Torino and Sassuolo meet in Turin with little riding on survival and plenty riding on position. Sassuolo sit 10th with 49 points, 41 goals scored and 44 conceded after 35 league matches. Torino are 13th with 41 points, 39 goals scored and 58 conceded, so the numbers already point towards the visitors being the more dangerous side.
Why Sassuolo look the sharper side
Sassuolo have taken 26 points from their last 14 matches, which is the clearest reason to give them the edge here. That run includes a 2-0 home win over AC Milan, and it backs up the idea that they arrive with more consistent attacking form than Torino.

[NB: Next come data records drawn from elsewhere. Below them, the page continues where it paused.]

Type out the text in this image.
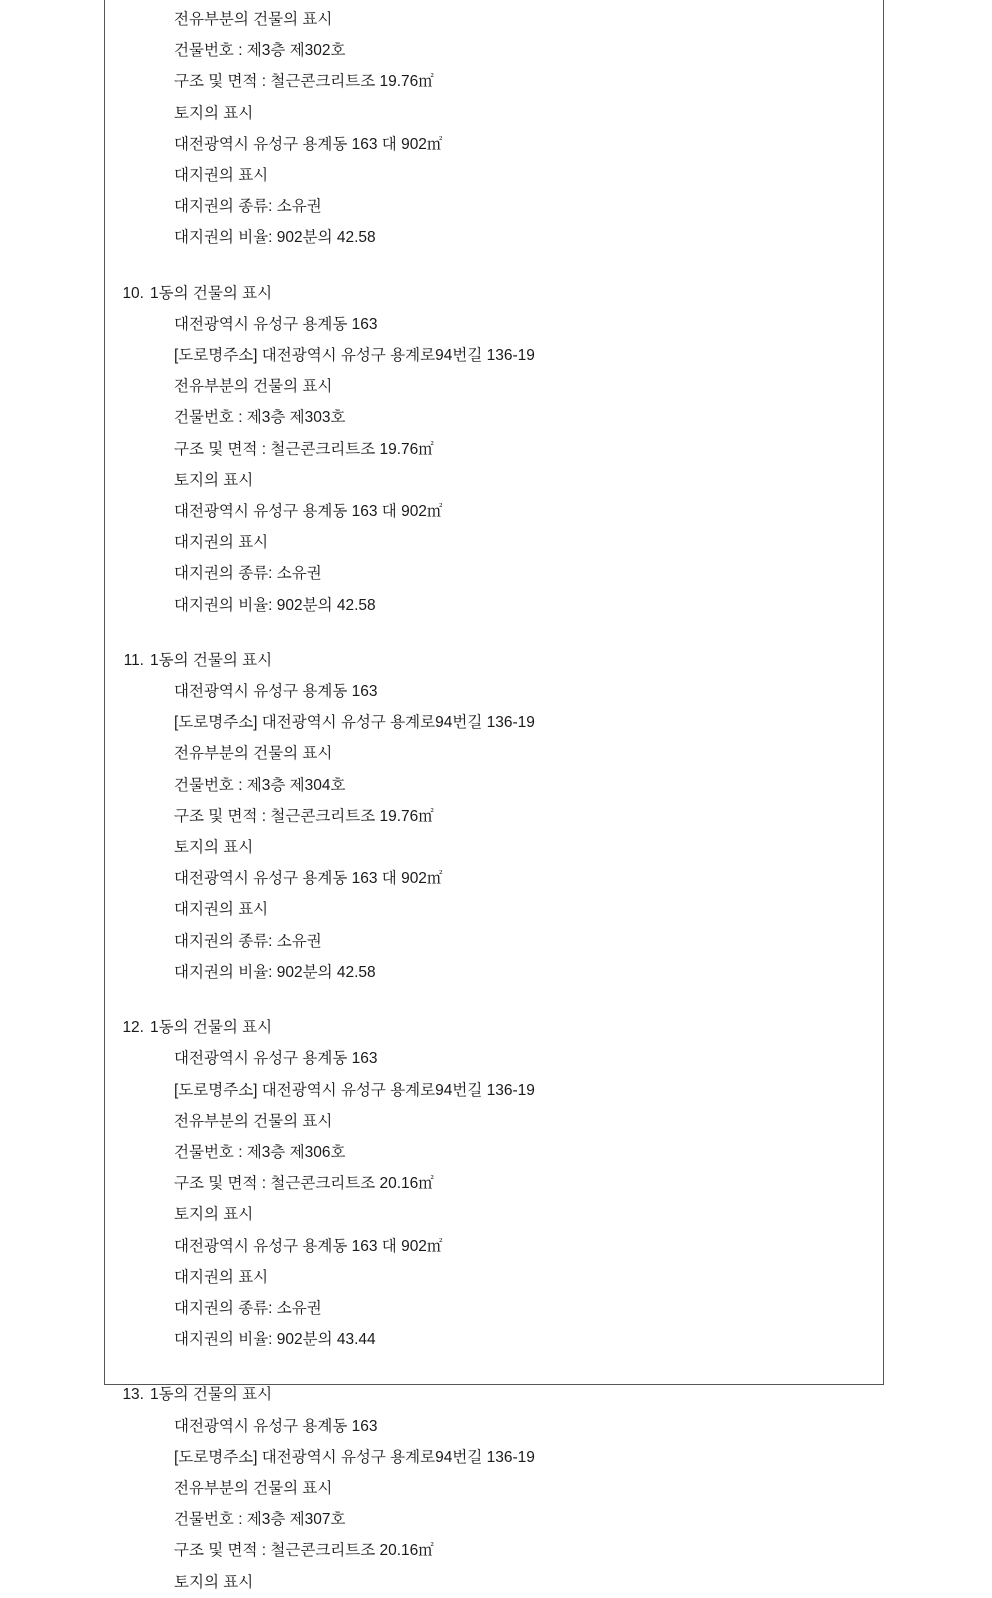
전유부분의 건물의 표시
건물번호 : 제3층 제302호
구조 및 면적 : 철근콘크리트조 19.76㎡
토지의 표시
대전광역시 유성구 용계동 163 대 902㎡
대지권의 표시
대지권의 종류: 소유권
대지권의 비율: 902분의 42.58
10. 1동의 건물의 표시
대전광역시 유성구 용계동 163
[도로명주소] 대전광역시 유성구 용계로94번길 136-19
전유부분의 건물의 표시
건물번호 : 제3층 제303호
구조 및 면적 : 철근콘크리트조 19.76㎡
토지의 표시
대전광역시 유성구 용계동 163 대 902㎡
대지권의 표시
대지권의 종류: 소유권
대지권의 비율: 902분의 42.58
11. 1동의 건물의 표시
대전광역시 유성구 용계동 163
[도로명주소] 대전광역시 유성구 용계로94번길 136-19
전유부분의 건물의 표시
건물번호 : 제3층 제304호
구조 및 면적 : 철근콘크리트조 19.76㎡
토지의 표시
대전광역시 유성구 용계동 163 대 902㎡
대지권의 표시
대지권의 종류: 소유권
대지권의 비율: 902분의 42.58
12. 1동의 건물의 표시
대전광역시 유성구 용계동 163
[도로명주소] 대전광역시 유성구 용계로94번길 136-19
전유부분의 건물의 표시
건물번호 : 제3층 제306호
구조 및 면적 : 철근콘크리트조 20.16㎡
토지의 표시
대전광역시 유성구 용계동 163 대 902㎡
대지권의 표시
대지권의 종류: 소유권
대지권의 비율: 902분의 43.44
13. 1동의 건물의 표시
대전광역시 유성구 용계동 163
[도로명주소] 대전광역시 유성구 용계로94번길 136-19
전유부분의 건물의 표시
건물번호 : 제3층 제307호
구조 및 면적 : 철근콘크리트조 20.16㎡
토지의 표시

Armand Laurienté is a big part of that. He has six Serie A goals and nine assists this season, and his 15 direct goal contributions make him Sassuolo's most obvious final-third threat. If this turns into the open game the preview suggests, he is the sort of player who can decide it.
The broader picture points the same way. Across 11 previous top-flight meetings in Turin, the sides have drawn only once, so this is not a fixture that usually settles into caution. Sports Mole's preview desk put it plainly: "Neither challenging for Europe nor fighting relegation, both can play without the handbrake and multiple goals may be traded."
Why Torino can still keep it close
Torino's case is built on home threat and recent improvement rather than table position. They have taken 14 points from their nine games under Roberto D'Aversa, and Giovanni Simeone has scored in all of his last four home games. That gives them a real route to a result, even if they have conceded far more than Sassuolo over the season.
The home side are also unbeaten in three of their last five league matches, with the run including a 2-2 draw against Inter. So this is not a team that arrives flat, and the preview's high-scoring draw call feels grounded enough. Sports Mole said: "We say: Torino 2-2 Sassuolo."
That said, Sassuolo still look better equipped across the season's evidence. Their points total is stronger, their recent run is stronger, and Laurienté gives them the more reliable attacking edge. Torino can definitely make this awkward, but the visitors look the more complete side going into Friday's game.